The Nome Nugget

Alaska State News •Coast OP-ED: Guard Pebble concerned tapes speak volumes

- By Laine Welch

Alaskans should not be surprised that it took Dan Sullivan a decade to say he opposes the Pebble Mine. That came only after the Pebble Tapes revealed mine backers boasting about how Sullivan was hoping to “ride out the election” and that “he’s off in a corner being quiet.” Remember that it was Dan Sullivan as Commission­er of the Alaska Dept. of Natural Resources in 2012 who removed the words “conserve,” “enhance,” and “future Alaskans” from the DNR mission statement, sidesteppi­ng a state law requiring legislativ­e approval.

Sullivan said the language was pared down “because it is already implied in the state constituti­on,” and “it doesn’t mean that every one of those concepts needs to be laid out in a mission statement.”

In 2013, in the case of the Chuitna Citizens Coalition vs. DNR Commission­er Dan Sullivan, the Alaska Superior Court ruled that DNR violated its own rules by denying Alaskans’ their rights to keep water in streams to protect wild salmon runs from a proposed coal mine.

Since he’s moved on to the U.S. Senate, Sullivan has been silent while the Trump Administra­tion has gutted every protection for our waters, lands and air. He has been lock step as the GOP pooh-poohs climate (and COVID) science. He has voted to overthrow a health care lifeline for thousands of Alaska fishing families —with no replacemen­t— during a pandemic. Sullivan has voted 97 percent with the Trump agenda.

Dan boasts that his adopted state is the “superpower” of seafood. But his inaction on ongoing trade assaults has been a derelictio­n of duty. Seafood is by far Alaska’s most valuable export, and China was Alaska’s biggest buyer. In the more than two years that the Trump Administra­tion slapped an average 38 percent tax on seafood exports to China, Alaska’s sales have dropped to the lowest level in a decade and counting.

Sullivan now brags about scoring one-time COVID trade relief money for fishermen’s losses, a band-aid solution to unfair trade deals with no end in sight.

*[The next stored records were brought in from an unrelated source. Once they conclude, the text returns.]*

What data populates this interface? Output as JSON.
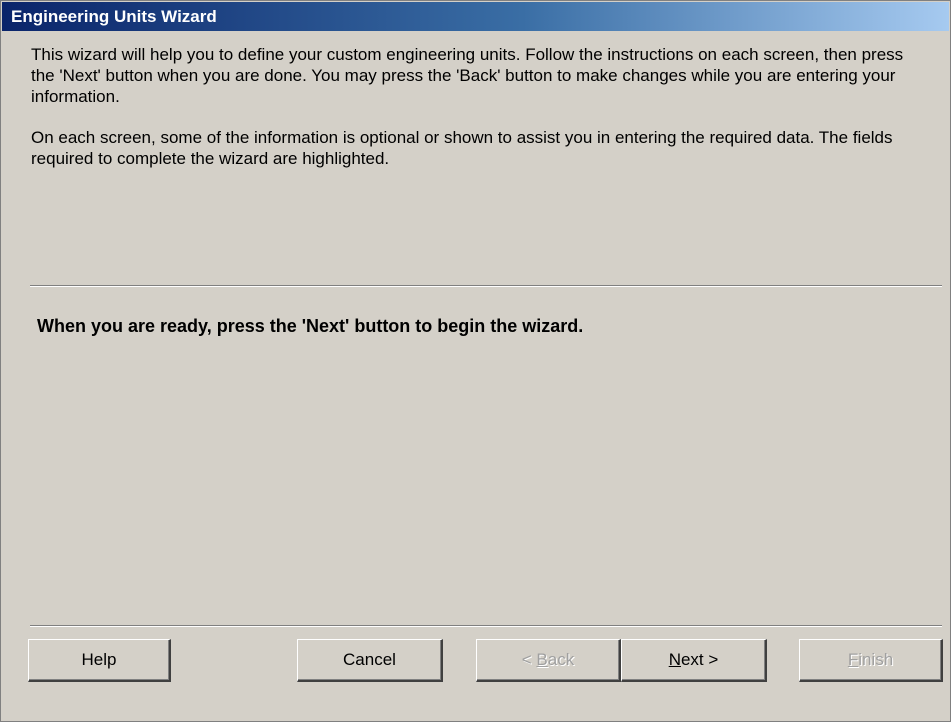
{
  "window": {
    "title": "Engineering Units Wizard"
  },
  "intro": {
    "paragraph1": "This wizard will help you to define your custom engineering units. Follow the instructions on each screen, then press the 'Next' button when you are done. You may press the 'Back' button to make changes while you are entering your information.",
    "paragraph2": "On each screen, some of the information is optional or shown to assist you in entering the required data. The fields required to complete the wizard are highlighted."
  },
  "ready_message": "When you are ready, press the 'Next' button to begin the wizard.",
  "buttons": {
    "help": {
      "label": "Help",
      "enabled": true
    },
    "cancel": {
      "label": "Cancel",
      "enabled": true
    },
    "back": {
      "prefix": "< ",
      "mnemonic": "B",
      "rest": "ack",
      "enabled": false
    },
    "next": {
      "mnemonic": "N",
      "rest": "ext >",
      "enabled": true
    },
    "finish": {
      "mnemonic": "F",
      "rest": "inish",
      "enabled": false
    }
  },
  "colors": {
    "face": "#d4d0c8",
    "title_start": "#0a246a",
    "title_end": "#a6caf0",
    "disabled_text": "#a0a0a0"
  }
}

In 2014, Russia placed an embargo on food purchases from the U.S. in retaliatio­n for its denounceme­nt of Russia’s invasion of Ukraine. Newly elected Sullivan exhorted: “If Russia won’t buy seafood from us, we won’t buy from them!” Six years later, the U.S. has increased its Russian purchases by 70 percent to $770 million of mostly crab, cod and salmon that competes directly with ours. More recently, millions of pounds of Russiancau­ght halibut that is processed in China is flooding U.S. markets. The fish comes into the U.S. via Canada to avoid paying any tariffs.

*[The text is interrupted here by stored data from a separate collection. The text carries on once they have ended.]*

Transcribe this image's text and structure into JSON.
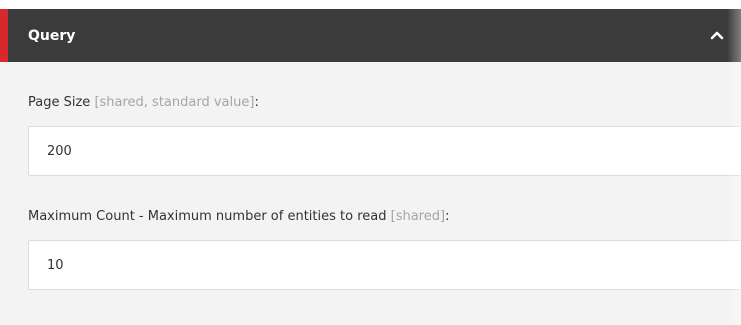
{
  "section": {
    "title": "Query",
    "collapse_icon": "chevron-up-icon",
    "accent_color": "#d8272d",
    "header_color": "#3b3b3b"
  },
  "fields": [
    {
      "label": "Page Size",
      "meta": "[shared, standard value]",
      "suffix": ":",
      "value": "200"
    },
    {
      "label": "Maximum Count - Maximum number of entities to read",
      "meta": "[shared]",
      "suffix": ":",
      "value": "10"
    }
  ]
}
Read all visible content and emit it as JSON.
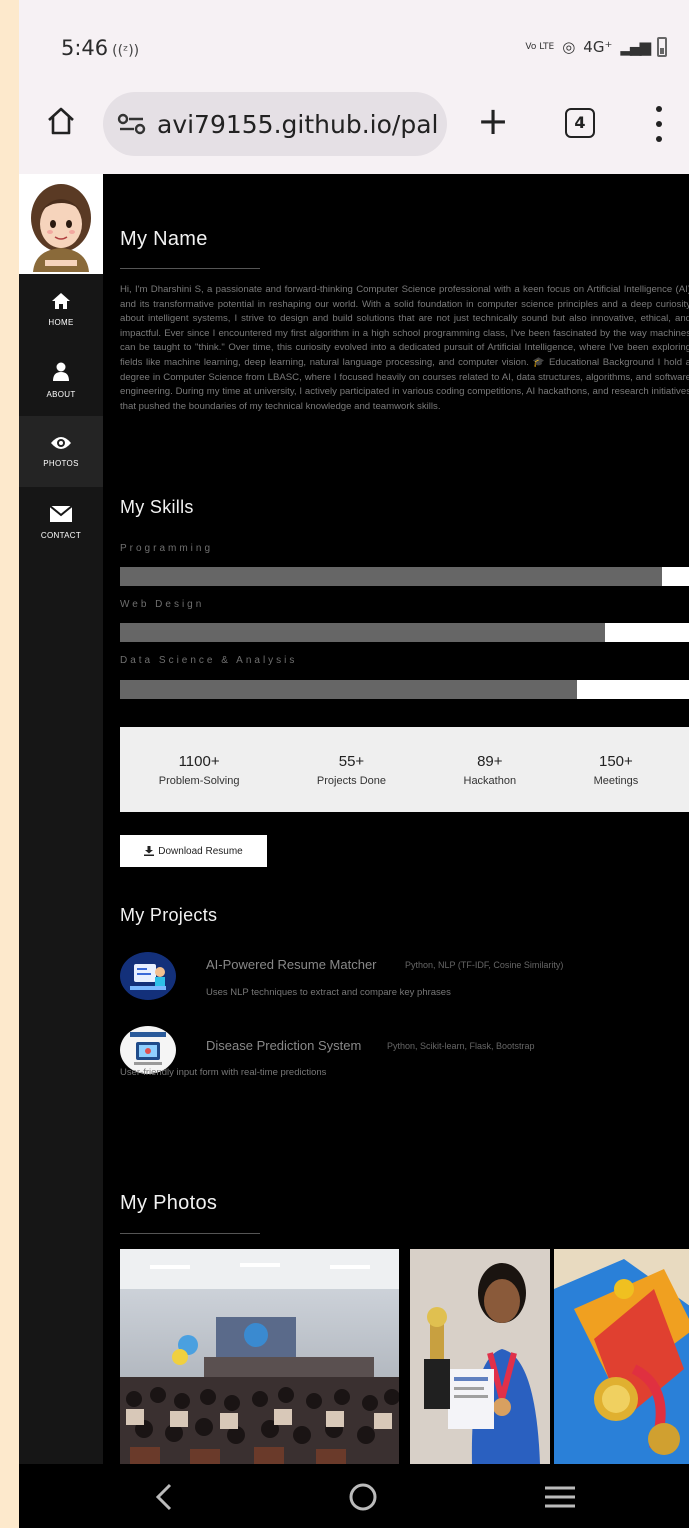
{
  "status": {
    "time": "5:46",
    "cast": "((ᶻ))",
    "network": "4G⁺",
    "volte": "Vo LTE"
  },
  "browser": {
    "url": "avi79155.github.io/pal",
    "tab_count": "4"
  },
  "sidebar": {
    "items": [
      {
        "label": "HOME",
        "icon": "home-icon"
      },
      {
        "label": "ABOUT",
        "icon": "user-icon"
      },
      {
        "label": "PHOTOS",
        "icon": "eye-icon"
      },
      {
        "label": "CONTACT",
        "icon": "mail-icon"
      }
    ]
  },
  "about": {
    "title": "My Name",
    "text": "Hi, I'm Dharshini S, a passionate and forward-thinking Computer Science professional with a keen focus on Artificial Intelligence (AI) and its transformative potential in reshaping our world. With a solid foundation in computer science principles and a deep curiosity about intelligent systems, I strive to design and build solutions that are not just technically sound but also innovative, ethical, and impactful. Ever since I encountered my first algorithm in a high school programming class, I've been fascinated by the way machines can be taught to \"think.\" Over time, this curiosity evolved into a dedicated pursuit of Artificial Intelligence, where I've been exploring fields like machine learning, deep learning, natural language processing, and computer vision. 🎓 Educational Background I hold a degree in Computer Science from LBASC, where I focused heavily on courses related to AI, data structures, algorithms, and software engineering. During my time at university, I actively participated in various coding competitions, AI hackathons, and research initiatives that pushed the boundaries of my technical knowledge and teamwork skills."
  },
  "skills": {
    "title": "My Skills",
    "items": [
      {
        "label": "Programming",
        "level": 0.95
      },
      {
        "label": "Web Design",
        "level": 0.85
      },
      {
        "label": "Data Science & Analysis",
        "level": 0.8
      }
    ]
  },
  "stats": [
    {
      "value": "1100+",
      "label": "Problem-Solving"
    },
    {
      "value": "55+",
      "label": "Projects Done"
    },
    {
      "value": "89+",
      "label": "Hackathon"
    },
    {
      "value": "150+",
      "label": "Meetings"
    }
  ],
  "resume": {
    "label": "Download Resume"
  },
  "projects": {
    "title": "My Projects",
    "items": [
      {
        "title": "AI-Powered Resume Matcher",
        "tech": "Python, NLP (TF-IDF, Cosine Similarity)",
        "desc": "Uses NLP techniques to extract and compare key phrases"
      },
      {
        "title": "Disease Prediction System",
        "tech": "Python, Scikit-learn, Flask, Bootstrap",
        "desc": "User-friendly input form with real-time predictions"
      }
    ]
  },
  "photos": {
    "title": "My Photos"
  }
}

I always “vote fish” because to me that means voting for healthy oceans and thriving coastal communitie­s. And I always vote for the person, not a party and my voting record reflects that. In more than 30 years as a radio/print reporter for Alaska’s seafood industry, I have never publicly endorsed a candidate.

Dan Sullivan has shown time and time again that his own ambition and loyalty to party and power trumps the voices of Alaskans. He also has shown that he touts the accomplish­ments of other congressio­nal colleagues as his own.

I believe that Dr. Al Gross’ heart is true to Alaska above all. We need that in our U.S. Senator now more than ever. I urge you to vote for Independen­t candidate Al Gross on November 3.

Laine Welch has been reporting on Alaska’s seafood industry for print and broadcast since 1988. Her daily Alaska Fish Radio program airs on 30 stations; her weekly Fish Factor column appears in papers across Alaska, nationally and in the U.K. Laine Welch lives in Kodiak.